Pour la professeure Florence Ader, qui coordonne l'essai à l’hôpital de la Croix-Rousse des Hospices Civils de Lyon (HCL), seule l'utilisation d'une méthodologie rigoureuse permettra d'obtenir des résultats significatifs et robustes[67]. Le , le journal Les Échos souligne qu'il s'agit d'une « expérimentation de grande ampleur dont le verdict aura été attendu comme jamais dans l'histoire de la médecine »[68].

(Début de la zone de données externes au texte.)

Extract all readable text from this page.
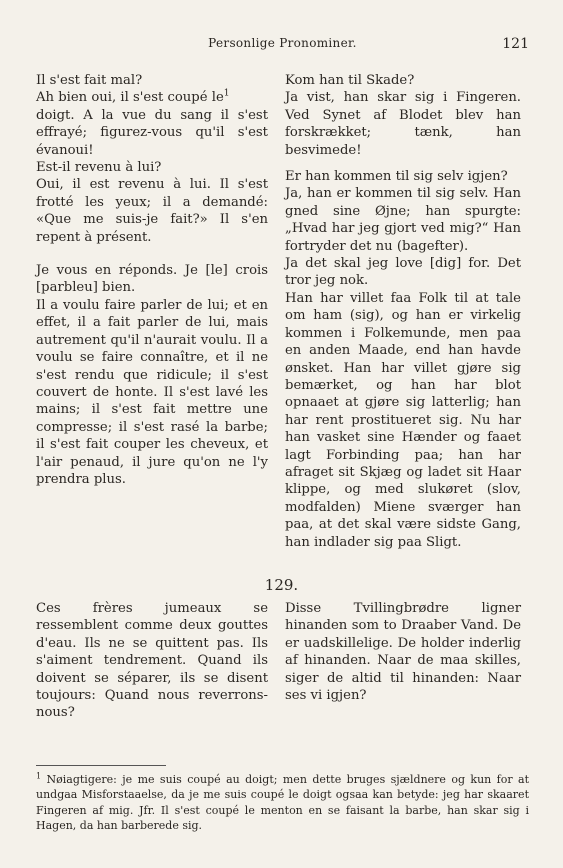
Personlige Pronominer.	121

Il s'est fait mal?

Ah bien oui, il s'est coupé $le^1$

doigt. A la vue du sang il s'est effrayé; figurez-vous qu'il s'est évanoui!

Est-il revenu à lui?

Oui, il est revenu à lui. Il s'est frotté les yeux; il a demandé: «Que me suis-je fait?» Il s'en repent à présent.

Je vous en réponds. Je [le] crois [parbleu] bien.

Il a voulu faire parler de lui; et en effet, il a fait parler de lui, mais autrement qu'il n'aurait voulu. Il a voulu se faire connaître, et il ne s'est rendu que ridicule; il s'est couvert de honte. Il s'est lavé les mains; il s'est fait mettre une compresse; il s'est rasé la barbe; il s'est fait couper les cheveux, et l'air penaud, il jure qu'on ne l'y prendra plus.

Kom han til Skade?

Ja vist, han skar sig i Fingeren. Ved Synet af Blodet blev han forskrækket; tænk, han besvimede!

Er han kommen til sig selv igjen?

Ja, han er kommen til sig selv. Han gned sine Øjne; han spurgte: „Hvad har jeg gjort ved mig?“ Han fortryder det nu (bagefter).

Ja det skal jeg love [dig] for. Det tror jeg nok.

Han har villet faa Folk til at tale om ham (sig), og han er virkelig kommen i Folkemunde, men paa en anden Maade, end han havde ønsket. Han har villet gjøre sig bemærket, og han har blot opnaaet at gjøre sig latterlig; han har rent prostitueret sig. Nu har han vasket sine Hænder og faaet lagt Forbinding paa; han har afraget sit Skjæg og ladet sit Haar klippe, og med slukøret (slov, modfalden) Miene sværger han paa, at det skal være sidste Gang, han indlader sig paa Sligt.

129.

Ces frères jumeaux se ressemblent comme deux gouttes d'eau. Ils ne se quittent pas. Ils s'aiment tendrement. Quand ils doivent se séparer, ils se disent toujours: Quand nous reverrons-nous?

Disse Tvillingbrødre ligner hinanden som to Draaber Vand. De er uadskillelige. De holder inderlig af hinanden. Naar de maa skilles, siger de altid til hinanden: Naar ses vi igjen?

$^1$ Nøiagtigere: je me suis coupé au doigt; men dette bruges sjældnere og kun for at undgaa Misforstaaelse, da je me suis coupé le doigt ogsaa kan betyde: jeg har skaaret Fingeren af mig. Jfr. Il s'est coupé le menton en se faisant la barbe, han skar sig i Hagen, da han barberede sig.
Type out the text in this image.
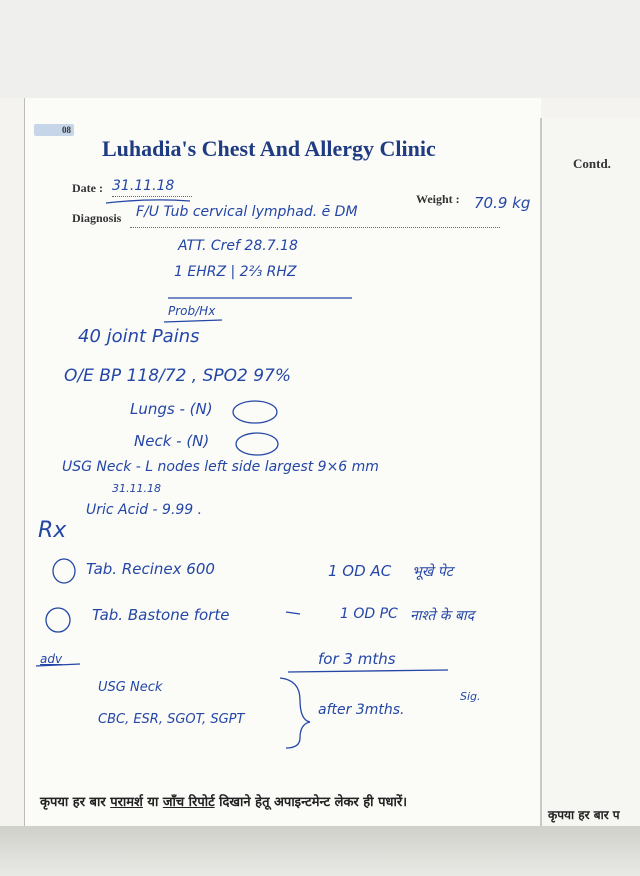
08
Luhadia's Chest And Allergy Clinic
Contd.
Date :
Weight :
Diagnosis
31.11.18
70.9 kg
F/U Tub cervical lymphad. ē DM
ATT. Cref 28.7.18
1 EHRZ | 2⅔ RHZ
Prob/Hx
40 joint Pains
O/E BP 118/72 , SPO2 97%
Lungs - (N)
Neck - (N)
USG Neck - L nodes left side largest 9×6 mm
31.11.18
Uric Acid - 9.99 .
Rx
Tab. Recinex 600	1 OD AC भूखे पेट
Tab. Bastone forte	1 OD PC नाश्ते के बाद
adv	for 3 mths
USG Neck
CBC, ESR, SGOT, SGPT
after 3mths.
Sig.
कृपया हर बार परामर्श या जाँच रिपोर्ट दिखाने हेतू अपाइन्टमेन्ट लेकर ही पधारें।
कृपया हर बार प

Selon certaines sources, le contexte médiatique, dénoncé par certains médecins[69],[70], entraverait l'essai clinique Discovery[70]. Le professeur Xavier Lescure, infectiologue à l'hôpital Bichat affirme « que certains patients refusent d’être enrôlés dans l’essai Discovery parce qu’ils ne veulent pour traitement que de l’hydroxychloroquine... Les patients n’ont du coup que 20 % de chances de se voir administrer de l’hydroxychloroquine, et cela ne leur convient pas[70] ! » ; selon Jean-François Bergmann de l'Hôpital Saint Louis à Paris, cette attitude concernerait quatre patients sur cinq dans certains hôpitaux, regrettant cette forme de « populisme médical qui ralentit l'émergence de la vérité »[71],[72]. Les refus de s'enrôler dans l'essai clinique Discovery viendraient aussi de certains médecins[70]. Au contraire, la Pr Florence Ader observe qu'il n'y a pas de difficultés à trouver des volontaires[67]. Dans une tribune au « Monde » cinquante-neuf réanimateurs appellent les patients à coopérer en expliquant les principes d'une recherche « la plus rigoureuse et la plus scientifique possible »[73]. Le média Heidi.news explique que les problèmes de disponibilité du remdesivir ont fait perdre 15 jours à l'essai, et que « d’importantes difficultés [ont été rencontrées] après la sortie du premier article du professeur Raoult : les patients réclamaient d’être traités à la chloroquine et beaucoup ont refusé de participer à Discovery », obligeant les responsables de l'étude à fournir un travail supplémentaire pour expliquer, notamment dans les médias, qu’il n’y avait aucune preuve de l’efficacité de la chloroquine à ce stade[31].